Le copilote a changé de couleur. Il semble pris de panique et commence à transpirer à grosses gouttes…

- Gardez votre calme et vos yeux fixés sur le réacteur gauche! Ne perdez pas non plus le contrôle de l’hydraulique! J’ai besoin de me concentrer sur la manœuvre! L’aéroport est encore très proche mais on ne doit faire aucune erreur !, précise Patrick.

- Que s’est-il passé ?, demande timidement le copilote.
- Je ne sais pas, sûrement des oiseaux…

Le pilote annonce à la tour de contrôle avoir perdu un réacteur et une partie de l’hydraulique sur l’aile droite mais précise qu’il pense toutefois pouvoir revenir sur Bâle sans grande difficulté. Il s’adresse ensuite aux passagers pour leur annoncer que l’appareil retourne se poser à l’aéroport de départ.

Quelques instants plus tard, une hôtesse de bord l’appelle pour lui signaler que plusieurs passagers sont inquiets et demande que le pilote vienne en cabine pour les rassurer.

Patrick envoie le copilote pour qu’il explique ce qui s’est passé et leur expliquer comment un avion peut voler avec un seul réacteur.

- Dites leur bien que l’avion va retourner à Bâle avec un seul réacteur et que ça ne pose pas de gros problème et rappelez les consignes à suivre immédiatement !

L’appareil répond encore correctement et le pilote entreprend une manœuvre de boucle pour faire demi-tour par la droite afin de se mettre au plus vite dans l’axe de la piste d’atterrissage de Bâle. Il compte descendre sans trop jouer sur les ailerons de profondeur, ne connaissant pour l’heure pas encore l’étendue précise des dégâts. Des dommages sérieux certainement causés par un vol d’oies sauvages. Patrick a déjà entendu parler d’accidents plus ou moins importants causés par ces oiseaux pesant entre 3 et 4 kilos chacun.
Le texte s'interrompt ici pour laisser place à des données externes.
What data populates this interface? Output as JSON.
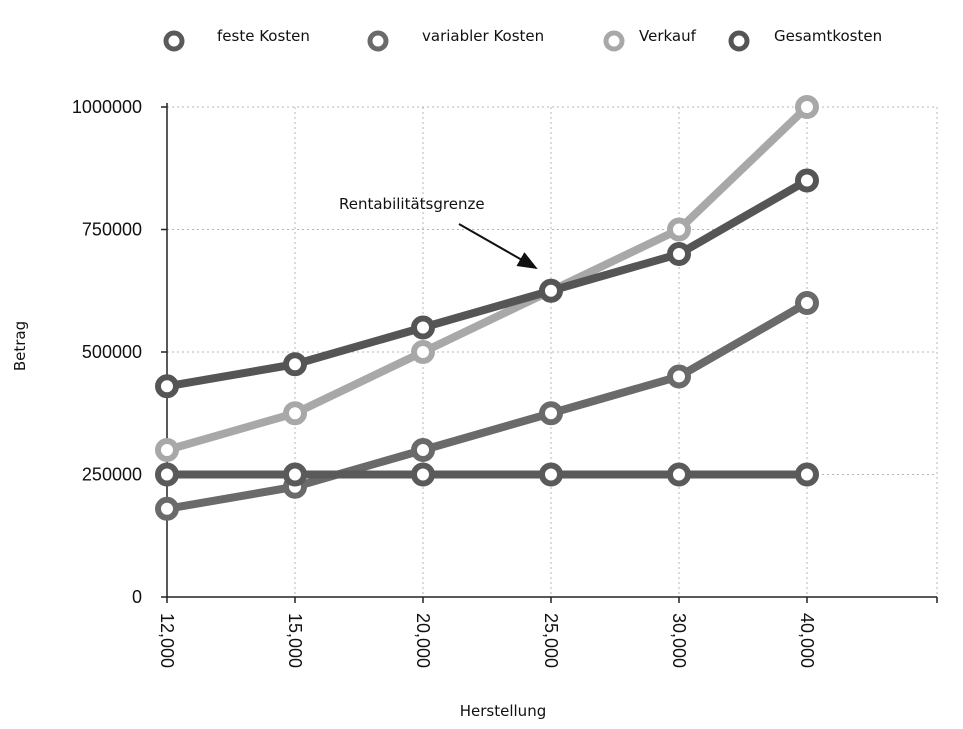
{
  "chart_data": {
    "type": "line",
    "title": "",
    "xlabel": "Herstellung",
    "ylabel": "Betrag",
    "categories": [
      "12,000",
      "15,000",
      "20,000",
      "25,000",
      "30,000",
      "40,000"
    ],
    "y_ticks": [
      0,
      250000,
      500000,
      750000,
      1000000
    ],
    "y_tick_labels": [
      "0",
      "250000",
      "500000",
      "750000",
      "1000000"
    ],
    "ylim": [
      0,
      1000000
    ],
    "grid": true,
    "legend_position": "top",
    "series": [
      {
        "name": "feste Kosten",
        "color": "#5a5a5a",
        "values": [
          250000,
          250000,
          250000,
          250000,
          250000,
          250000
        ]
      },
      {
        "name": "variabler Kosten",
        "color": "#6a6a6a",
        "values": [
          180000,
          225000,
          300000,
          375000,
          450000,
          600000
        ]
      },
      {
        "name": "Verkauf",
        "color": "#a8a8a8",
        "values": [
          300000,
          375000,
          500000,
          625000,
          750000,
          1000000
        ]
      },
      {
        "name": "Gesamtkosten",
        "color": "#555555",
        "values": [
          430000,
          475000,
          550000,
          625000,
          700000,
          850000
        ]
      }
    ],
    "annotations": [
      {
        "text": "Rentabilitätsgrenze",
        "points_to": {
          "category": "25,000",
          "value": 625000
        }
      }
    ]
  }
}
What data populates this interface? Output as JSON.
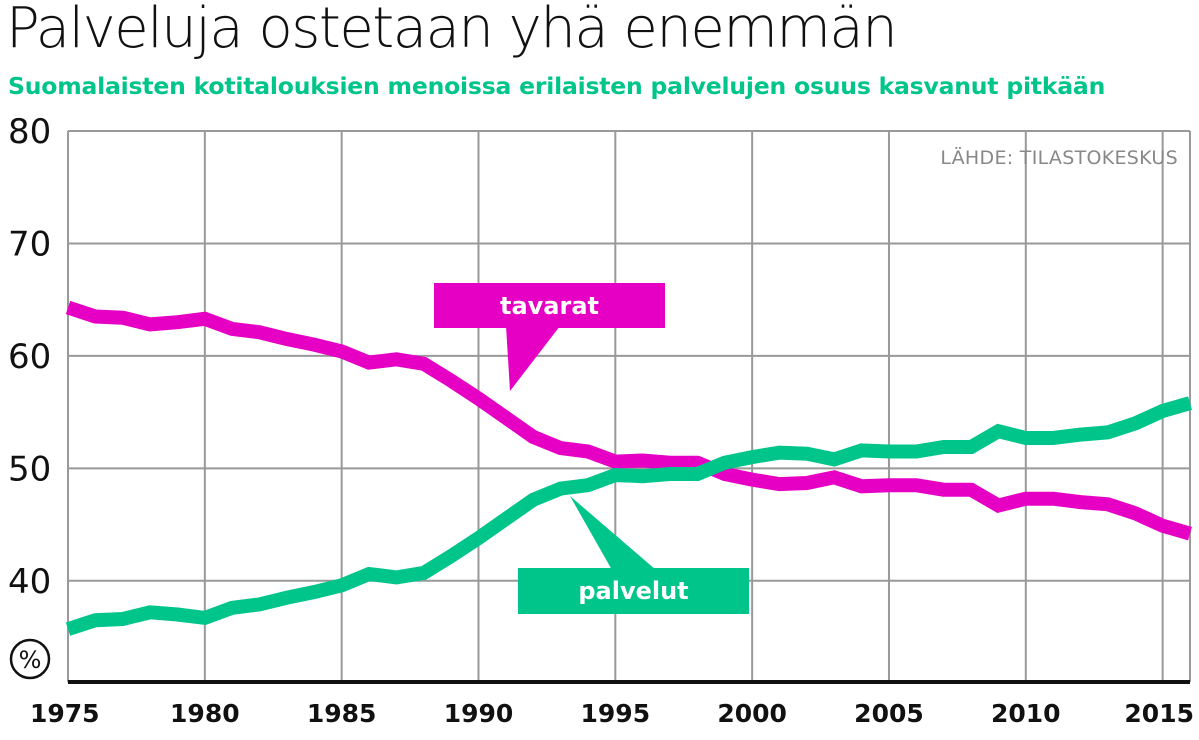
{
  "title": "Palveluja ostetaan yhä enemmän",
  "subtitle": "Suomalaisten kotitalouksien menoissa erilaisten palvelujen osuus kasvanut pitkään",
  "source": "LÄHDE: TILASTOKESKUS",
  "unit": "%",
  "colors": {
    "tavarat": "#e600c4",
    "palvelut": "#00c58a",
    "grid": "#999999",
    "text": "#111111",
    "source": "#888888"
  },
  "chart_data": {
    "type": "line",
    "x": [
      1975,
      1976,
      1977,
      1978,
      1979,
      1980,
      1981,
      1982,
      1983,
      1984,
      1985,
      1986,
      1987,
      1988,
      1989,
      1990,
      1991,
      1992,
      1993,
      1994,
      1995,
      1996,
      1997,
      1998,
      1999,
      2000,
      2001,
      2002,
      2003,
      2004,
      2005,
      2006,
      2007,
      2008,
      2009,
      2010,
      2011,
      2012,
      2013,
      2014,
      2015,
      2016
    ],
    "series": [
      {
        "name": "tavarat",
        "values": [
          64.3,
          63.5,
          63.4,
          62.8,
          63.0,
          63.3,
          62.4,
          62.1,
          61.5,
          61.0,
          60.4,
          59.4,
          59.7,
          59.3,
          57.8,
          56.2,
          54.5,
          52.8,
          51.8,
          51.5,
          50.6,
          50.7,
          50.5,
          50.5,
          49.5,
          49.0,
          48.6,
          48.7,
          49.2,
          48.4,
          48.5,
          48.5,
          48.1,
          48.1,
          46.7,
          47.3,
          47.3,
          47.0,
          46.8,
          46.0,
          44.9,
          44.2
        ]
      },
      {
        "name": "palvelut",
        "values": [
          35.7,
          36.5,
          36.6,
          37.2,
          37.0,
          36.7,
          37.6,
          37.9,
          38.5,
          39.0,
          39.6,
          40.6,
          40.3,
          40.7,
          42.2,
          43.8,
          45.5,
          47.2,
          48.2,
          48.5,
          49.4,
          49.3,
          49.5,
          49.5,
          50.5,
          51.0,
          51.4,
          51.3,
          50.8,
          51.6,
          51.5,
          51.5,
          51.9,
          51.9,
          53.3,
          52.7,
          52.7,
          53.0,
          53.2,
          54.0,
          55.1,
          55.8
        ]
      }
    ],
    "xlim": [
      1975,
      2016
    ],
    "ylim": [
      31,
      80
    ],
    "yticks": [
      "80",
      "70",
      "60",
      "50",
      "40"
    ],
    "xticks": [
      "1975",
      "1980",
      "1985",
      "1990",
      "1995",
      "2000",
      "2005",
      "2010",
      "2015"
    ],
    "grid": true,
    "annotations": [
      {
        "text": "tavarat",
        "series": "tavarat"
      },
      {
        "text": "palvelut",
        "series": "palvelut"
      }
    ]
  }
}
A cette vitesse, le choc ne peut qu’être lourd de conséquences, surtout si plusieurs oiseaux ont heurté l’appareil en même temps, ce qui semble être le cas. Il sait également que la plaine du Rhin est un couloir utilisé par les oiseaux migrateurs de toutes sortes. Les formations d’oies sauvages comptent de 50 à 200 individus. Pour détruire un turboréacteur il suffit d’un seul individu mais pour endommager les commandes, là il en faut quelques-uns…
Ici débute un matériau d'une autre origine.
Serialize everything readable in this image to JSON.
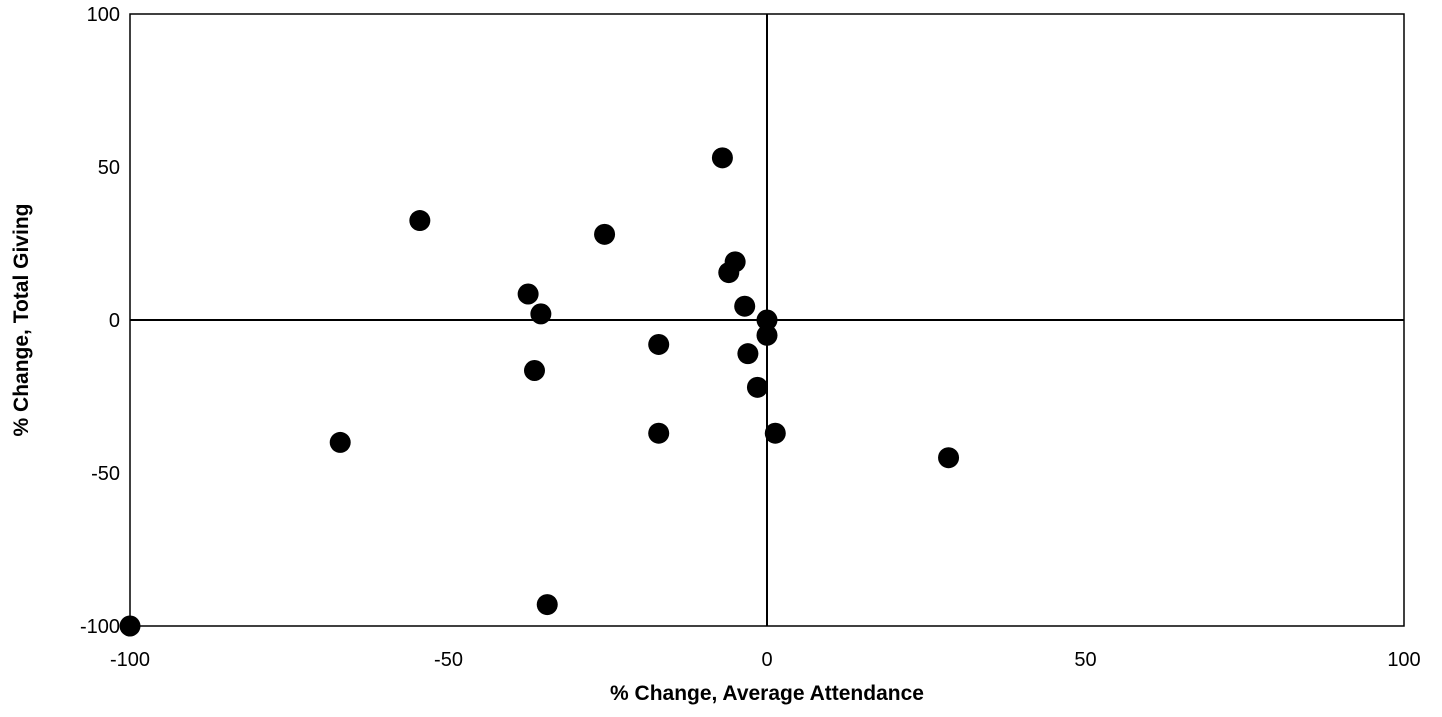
{
  "chart_data": {
    "type": "scatter",
    "title": "",
    "xlabel": "% Change, Average Attendance",
    "ylabel": "% Change, Total Giving",
    "xlim": [
      -100,
      100
    ],
    "ylim": [
      -100,
      100
    ],
    "xticks": [
      "-100",
      "-50",
      "0",
      "50",
      "100"
    ],
    "yticks": [
      "-100",
      "-50",
      "0",
      "50",
      "100"
    ],
    "grid": false,
    "legend": "none",
    "marker_color": "#000000",
    "points": [
      {
        "x": -100,
        "y": -100
      },
      {
        "x": -67,
        "y": -40
      },
      {
        "x": -54.5,
        "y": 32.5
      },
      {
        "x": -37.5,
        "y": 8.5
      },
      {
        "x": -35.5,
        "y": 2
      },
      {
        "x": -36.5,
        "y": -16.5
      },
      {
        "x": -34.5,
        "y": -93
      },
      {
        "x": -25.5,
        "y": 28
      },
      {
        "x": -17,
        "y": -8
      },
      {
        "x": -17,
        "y": -37
      },
      {
        "x": -7,
        "y": 53
      },
      {
        "x": -5,
        "y": 19
      },
      {
        "x": -6,
        "y": 15.5
      },
      {
        "x": -3.5,
        "y": 4.5
      },
      {
        "x": -3,
        "y": -11
      },
      {
        "x": -1.5,
        "y": -22
      },
      {
        "x": 0,
        "y": 0
      },
      {
        "x": 0,
        "y": -5
      },
      {
        "x": 1.3,
        "y": -37
      },
      {
        "x": 28.5,
        "y": -45
      }
    ]
  }
}
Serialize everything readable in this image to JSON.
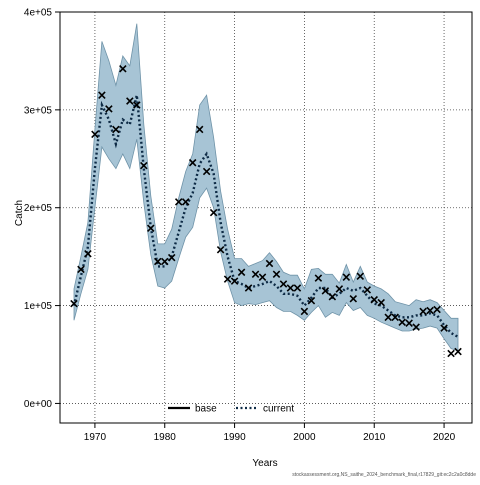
{
  "chart_data": {
    "type": "line",
    "title": "",
    "xlabel": "Years",
    "ylabel": "Catch",
    "xlim": [
      1965,
      2024
    ],
    "ylim": [
      -20000,
      400000
    ],
    "x_ticks": [
      1970,
      1980,
      1990,
      2000,
      2010,
      2020
    ],
    "x_tick_labels": [
      "1970",
      "1980",
      "1990",
      "2000",
      "2010",
      "2020"
    ],
    "y_ticks": [
      0,
      100000,
      200000,
      300000,
      400000
    ],
    "y_tick_labels": [
      "0e+00",
      "1e+05",
      "2e+05",
      "3e+05",
      "4e+05"
    ],
    "grid": true,
    "legend_position": "bottom-center",
    "legend": [
      {
        "label": "base",
        "style": "solid",
        "color": "#000000"
      },
      {
        "label": "current",
        "style": "dotted",
        "color": "#1f4e79"
      }
    ],
    "colors": {
      "band": "#a7c4d5",
      "band_edge": "#6f93a8",
      "points": "#000000"
    },
    "series": [
      {
        "name": "current",
        "x": [
          1967,
          1968,
          1969,
          1970,
          1971,
          1972,
          1973,
          1974,
          1975,
          1976,
          1977,
          1978,
          1979,
          1980,
          1981,
          1982,
          1983,
          1984,
          1985,
          1986,
          1987,
          1988,
          1989,
          1990,
          1991,
          1992,
          1993,
          1994,
          1995,
          1996,
          1997,
          1998,
          1999,
          2000,
          2001,
          2002,
          2003,
          2004,
          2005,
          2006,
          2007,
          2008,
          2009,
          2010,
          2011,
          2012,
          2013,
          2014,
          2015,
          2016,
          2017,
          2018,
          2019,
          2020,
          2021,
          2022
        ],
        "y": [
          100000,
          130000,
          160000,
          240000,
          305000,
          290000,
          265000,
          290000,
          285000,
          315000,
          240000,
          180000,
          140000,
          140000,
          150000,
          175000,
          200000,
          215000,
          245000,
          255000,
          235000,
          185000,
          150000,
          125000,
          122000,
          118000,
          120000,
          122000,
          125000,
          120000,
          112000,
          112000,
          110000,
          100000,
          108000,
          118000,
          118000,
          108000,
          112000,
          118000,
          115000,
          118000,
          110000,
          102000,
          100000,
          95000,
          90000,
          88000,
          88000,
          90000,
          90000,
          92000,
          90000,
          80000,
          72000,
          68000
        ],
        "lower": [
          85000,
          112000,
          137000,
          200000,
          262000,
          250000,
          240000,
          255000,
          240000,
          270000,
          205000,
          152000,
          120000,
          118000,
          125000,
          148000,
          170000,
          180000,
          210000,
          220000,
          200000,
          155000,
          125000,
          103000,
          100000,
          102000,
          101000,
          103000,
          105000,
          98000,
          94000,
          94000,
          90000,
          85000,
          93000,
          100000,
          88000,
          93000,
          90000,
          103000,
          95000,
          98000,
          90000,
          87000,
          83000,
          80000,
          77000,
          74000,
          74000,
          76000,
          77000,
          79000,
          77000,
          66000,
          56000,
          54000
        ],
        "upper": [
          117000,
          150000,
          185000,
          280000,
          370000,
          350000,
          325000,
          355000,
          345000,
          388000,
          285000,
          212000,
          163000,
          163000,
          178000,
          210000,
          237000,
          255000,
          305000,
          315000,
          272000,
          217000,
          178000,
          148000,
          148000,
          140000,
          143000,
          146000,
          154000,
          145000,
          134000,
          131000,
          131000,
          117000,
          137000,
          138000,
          132000,
          132000,
          123000,
          142000,
          124000,
          140000,
          124000,
          120000,
          117000,
          112000,
          104000,
          102000,
          100000,
          106000,
          104000,
          106000,
          103000,
          95000,
          87000,
          87000
        ]
      }
    ],
    "points": {
      "x": [
        1967,
        1968,
        1969,
        1970,
        1971,
        1972,
        1973,
        1974,
        1975,
        1976,
        1977,
        1978,
        1979,
        1980,
        1981,
        1982,
        1983,
        1984,
        1985,
        1986,
        1987,
        1988,
        1989,
        1990,
        1991,
        1992,
        1993,
        1994,
        1995,
        1996,
        1997,
        1998,
        1999,
        2000,
        2001,
        2002,
        2003,
        2004,
        2005,
        2006,
        2007,
        2008,
        2009,
        2010,
        2011,
        2012,
        2013,
        2014,
        2015,
        2016,
        2017,
        2018,
        2019,
        2020,
        2021,
        2022
      ],
      "y": [
        102000,
        137000,
        153000,
        275000,
        315000,
        301000,
        280000,
        342000,
        309000,
        305000,
        243000,
        179000,
        145000,
        145000,
        149000,
        206000,
        206000,
        246000,
        280000,
        237000,
        195000,
        157000,
        127000,
        125000,
        134000,
        118000,
        132000,
        129000,
        143000,
        132000,
        122000,
        118000,
        118000,
        94000,
        105000,
        128000,
        115000,
        109000,
        117000,
        129000,
        107000,
        130000,
        116000,
        106000,
        103000,
        88000,
        88000,
        83000,
        82000,
        78000,
        94000,
        95000,
        96000,
        77000,
        51000,
        53000
      ]
    }
  },
  "footer_text": "stockassessment.org,NS_saithe_2024_benchmark_final,r17829_git:ec2c2a0c8dde"
}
Le réacteur gauche répond encore tout comme l’hydraulique à l’arrière et sur l’aile gauche. Les commandes de direction peuvent donc toujours être utilisées et ramener tout le monde à bon port sans courir de danger… En dehors des vents violents qui les attendent à Bâle…

Patrick informe la tour de contrôle et signale qu’il accélère la manœuvre tant que la propulsion gauche fonctionne car il redoute un ou plusieurs autres impacts d’oiseaux sur l’appareil.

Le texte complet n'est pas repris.